April 12, 2012 at 2:12 AMI have not decided if there is a correlation between how well I practice on the morning of my lesson and how well my lesson goes. It seems that if I have trouble during practice, if my fingers are slow, my intonation is off, my bow is moving around and striking two strings, then my lesson is good. That is what happened today. I have been struggling daily with Sevcic. Each measure presents new challenges. I try to keep the bow moving at a constant speed and start with one note per bow, then two, then four, eight and sixteen. I am supposed to divide the bow evenly so I put a little sticker in the middle of the bow so I can see were half-way is. But often I run out of bow, or I just can’t get the 16th notes to come out even. Then I play at my lesson and with a pointer or two my teacher has me playing better. Usually it has to do with relaxing my left hand or relaxing my right shoulder. I try to remember these points and apply them when I practice, but I am only partially successful.
Then there is the Brahms Waltz, Suzuki book 2. I can hear it in my head, the even, flowing, danceable waltz, notes swelling here, a gentle crescendo here, pianissimo at then end. But when I try to play, it sounds out of tune (because it is) and the dynamics are hard. It seems like a simple piece and I have broken it down into measures, phrases, and practiced them. But I still find something difficult to grasp about playing it correctly, let alone playing it well. Again, a couple pointers from my teacher and things sound a little better, I feel that I am on my way. I guess that’s why she gets paid the big bucks!

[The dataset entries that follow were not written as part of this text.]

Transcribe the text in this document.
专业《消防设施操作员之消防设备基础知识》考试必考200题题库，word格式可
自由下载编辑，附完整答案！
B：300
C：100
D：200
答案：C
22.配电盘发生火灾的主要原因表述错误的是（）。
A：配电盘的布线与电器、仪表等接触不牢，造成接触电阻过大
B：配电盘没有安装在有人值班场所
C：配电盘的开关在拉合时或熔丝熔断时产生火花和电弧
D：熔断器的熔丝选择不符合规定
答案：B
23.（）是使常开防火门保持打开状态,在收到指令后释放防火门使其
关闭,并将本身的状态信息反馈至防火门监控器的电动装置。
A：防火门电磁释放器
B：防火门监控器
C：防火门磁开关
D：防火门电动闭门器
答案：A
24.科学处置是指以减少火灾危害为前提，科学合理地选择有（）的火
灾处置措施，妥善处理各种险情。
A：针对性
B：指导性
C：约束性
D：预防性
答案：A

This week, actually last week, I started a new Kayser etude, number 3. I said that I was getting burned out on the first one. I like it but it was getting to be too much to play over and over, even with different bowings. We agreed to return to it in the future. So we moved on to the challenge of #3. Lots of accidentals, slides from C to C# and F to F#. Reach from F# to E-flat. Lots of fun! And I can see the improvement when I just play a measure or two several times. I can improve the slide and improve the intonation.
So I think there is hope for the over-fifty group. I am benefiting from a teacher who is not too perfectionistic. I am not planning on being a concert violinist. I want to play for fun and I am happy to improve at whatever pace works. I figure that if I can enjoy practicing then everything is good. I enjoy practicing!